Fashola’s “solution versus lamentation” remark is generally true of vocal Nigerians, who take solace in lamentation and little else. But it is even truer of the media, which has a constitutional responsibility to call the government to account, but many times take that as licence to wail and throw tantrums without responsibility.

But for this book’s claim – with ample proof – that N-Power created more than 500, 000 jobs in less than four years, there is no corresponding media scrutiny: beyond shallow reports and casual dismissal without rigorous interrogation.This book would be proof, when this generation is gone, that the press of this era could have done a far better job, of their constitutional responsibilities.

But the N-Power story, as reported in this book, is as much its “miraculous” results as its strict, rigorous and open entry processes, all IT-driven. To many, “equal opportunity” appears yet another cliche, difficult to realise – in any case, not in Nigeria where politics and other primordial biases appear to be everything. N-Power seems proudly different.
From the beneficiaries’ testimonies, quoted at length in the book, the initial feeling was doubt – another government programme, promising everything, delivering nothing. Yet, the bulk of the volunteers, who “knew nobody”, were surprised to make the cut; and benefit from its entrepreneurial training.

As that initial doubt gave way to pleasant shock, what followed was an irrepressible neophyte zest, that brooked no obstacle, among the energized volunteers. Kabir Ishola Balogun, a 2009 microbiology graduate of the University of Ilorin, is a shining example.
By January 2018, Balogun had registered, with the CAC, the Progressive N-Power Business Ventures Farm (PNBV), also known as Kwara N-Power Farm — a cooperative diversified farm, of crop farming, poultry and animal husbandry, owned by ex-N-Power volunteers, leasing 40 hectares of land for 10 years, at the University of Ilorin Teaching and Research Farm Avenue. PNBV is also conceived for interested undergraduates to till and earn some cash.

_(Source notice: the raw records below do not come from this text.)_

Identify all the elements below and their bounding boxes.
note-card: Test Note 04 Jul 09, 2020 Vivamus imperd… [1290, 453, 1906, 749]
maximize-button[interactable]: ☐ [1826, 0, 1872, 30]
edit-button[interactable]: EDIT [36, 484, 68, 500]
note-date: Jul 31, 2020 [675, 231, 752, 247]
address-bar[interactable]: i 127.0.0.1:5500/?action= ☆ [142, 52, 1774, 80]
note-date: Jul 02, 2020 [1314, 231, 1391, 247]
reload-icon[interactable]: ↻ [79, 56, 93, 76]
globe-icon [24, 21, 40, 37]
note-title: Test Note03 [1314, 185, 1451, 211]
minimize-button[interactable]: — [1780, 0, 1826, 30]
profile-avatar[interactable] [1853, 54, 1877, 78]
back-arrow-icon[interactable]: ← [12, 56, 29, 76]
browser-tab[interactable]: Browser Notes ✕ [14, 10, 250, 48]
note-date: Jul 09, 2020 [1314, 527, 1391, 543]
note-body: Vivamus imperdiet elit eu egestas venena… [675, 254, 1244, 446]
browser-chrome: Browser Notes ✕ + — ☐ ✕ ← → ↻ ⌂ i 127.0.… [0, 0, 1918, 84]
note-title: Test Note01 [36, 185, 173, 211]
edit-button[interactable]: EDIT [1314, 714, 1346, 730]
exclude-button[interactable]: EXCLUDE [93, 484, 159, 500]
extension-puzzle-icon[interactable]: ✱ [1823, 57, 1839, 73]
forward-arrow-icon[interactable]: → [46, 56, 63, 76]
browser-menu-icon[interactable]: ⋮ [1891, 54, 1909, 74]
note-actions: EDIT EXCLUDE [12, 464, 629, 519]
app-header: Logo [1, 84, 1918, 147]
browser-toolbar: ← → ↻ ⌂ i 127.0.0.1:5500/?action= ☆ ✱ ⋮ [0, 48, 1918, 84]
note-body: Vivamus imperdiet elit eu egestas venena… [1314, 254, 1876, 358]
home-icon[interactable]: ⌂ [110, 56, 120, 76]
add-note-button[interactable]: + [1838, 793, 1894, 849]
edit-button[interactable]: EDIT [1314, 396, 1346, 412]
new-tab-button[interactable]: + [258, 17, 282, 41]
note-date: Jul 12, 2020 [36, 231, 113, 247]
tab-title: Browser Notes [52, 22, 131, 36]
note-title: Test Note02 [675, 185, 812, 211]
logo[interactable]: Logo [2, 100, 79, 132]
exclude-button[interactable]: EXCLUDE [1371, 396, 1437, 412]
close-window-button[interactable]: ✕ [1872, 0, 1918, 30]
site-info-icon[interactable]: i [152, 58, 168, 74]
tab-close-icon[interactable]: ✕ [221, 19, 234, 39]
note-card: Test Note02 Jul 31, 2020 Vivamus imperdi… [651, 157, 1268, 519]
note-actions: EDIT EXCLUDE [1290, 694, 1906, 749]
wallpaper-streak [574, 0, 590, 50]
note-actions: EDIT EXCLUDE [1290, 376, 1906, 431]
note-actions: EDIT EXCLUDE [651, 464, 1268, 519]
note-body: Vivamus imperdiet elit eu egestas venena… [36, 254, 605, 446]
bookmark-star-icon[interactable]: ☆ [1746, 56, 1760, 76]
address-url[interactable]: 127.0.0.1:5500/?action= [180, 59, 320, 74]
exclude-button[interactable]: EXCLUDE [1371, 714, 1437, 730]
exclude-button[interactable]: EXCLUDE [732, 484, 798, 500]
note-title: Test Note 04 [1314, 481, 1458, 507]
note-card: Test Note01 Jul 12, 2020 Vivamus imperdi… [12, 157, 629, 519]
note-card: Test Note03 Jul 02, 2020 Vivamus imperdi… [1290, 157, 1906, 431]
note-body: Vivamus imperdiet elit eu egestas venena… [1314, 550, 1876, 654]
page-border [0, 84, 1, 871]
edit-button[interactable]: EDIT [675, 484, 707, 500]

The extensive stories of this new N-Power tribe, of pan-Nigerian youths, are richly told in the book’s Chapter 12 — “Heroes (and Sheroes) of N-Power”, over 36 golden pages (pp. 217-253). Indeed, N-Power: knowledge is power!
But these tales are no happenstance. They probably wouldn’t have happened, in the way they did, if AI had not taken a personal decision to train as Human Capital Strategist (HCS), after earning a degree in Accounting from Rutgers University, USA.
Meanwhile his late father, the late Joseph E. Imoukhuede, famed top civil servant of the old Western Region, later of Midwest Region (later Midwestern State), wanted his last-born to study Medicine, and grab an MBBS. The story of how the young AI abandoned his medical studies at the University of Lagos to train as certified accountant and HCS in America is told in the book.

Afolabi Imoukhuede, MBBS, would have been treating individual patients. But Afolabi Imoukhuede, MCS, is busy “treating” thousand of Nigerian youths to “SkillUp”; and better positively dominate their socio-economic environment. With the N-Power 500, 000, Nigeria has been richer for it.

As AI counselled in the book’s “Final Thoughts”, N-Power, as other legs of the NSIP, should become a “conveyor belt”, which Nigeria’s three-tiers should deepen to create opportunities and deliver value. From the poverty alleviation programmes (PAP) of the Obasanjo era (which proved no more than structured poverty), N-Power offers a credible prototype for sustained growth, to permanently lift millions out of poverty.

This book is a trasure trove, in political and economic history, the Imoukhuede family legacy, linkages and business networking, local and international, and a lot more.
Yet its invaluable treasure, is its demonstrable tactics and strategies, to convert Nigeria’s huge youth population (now, a drag), into a humongous human capital (a future propeller), for sustainable development and mass prosperity.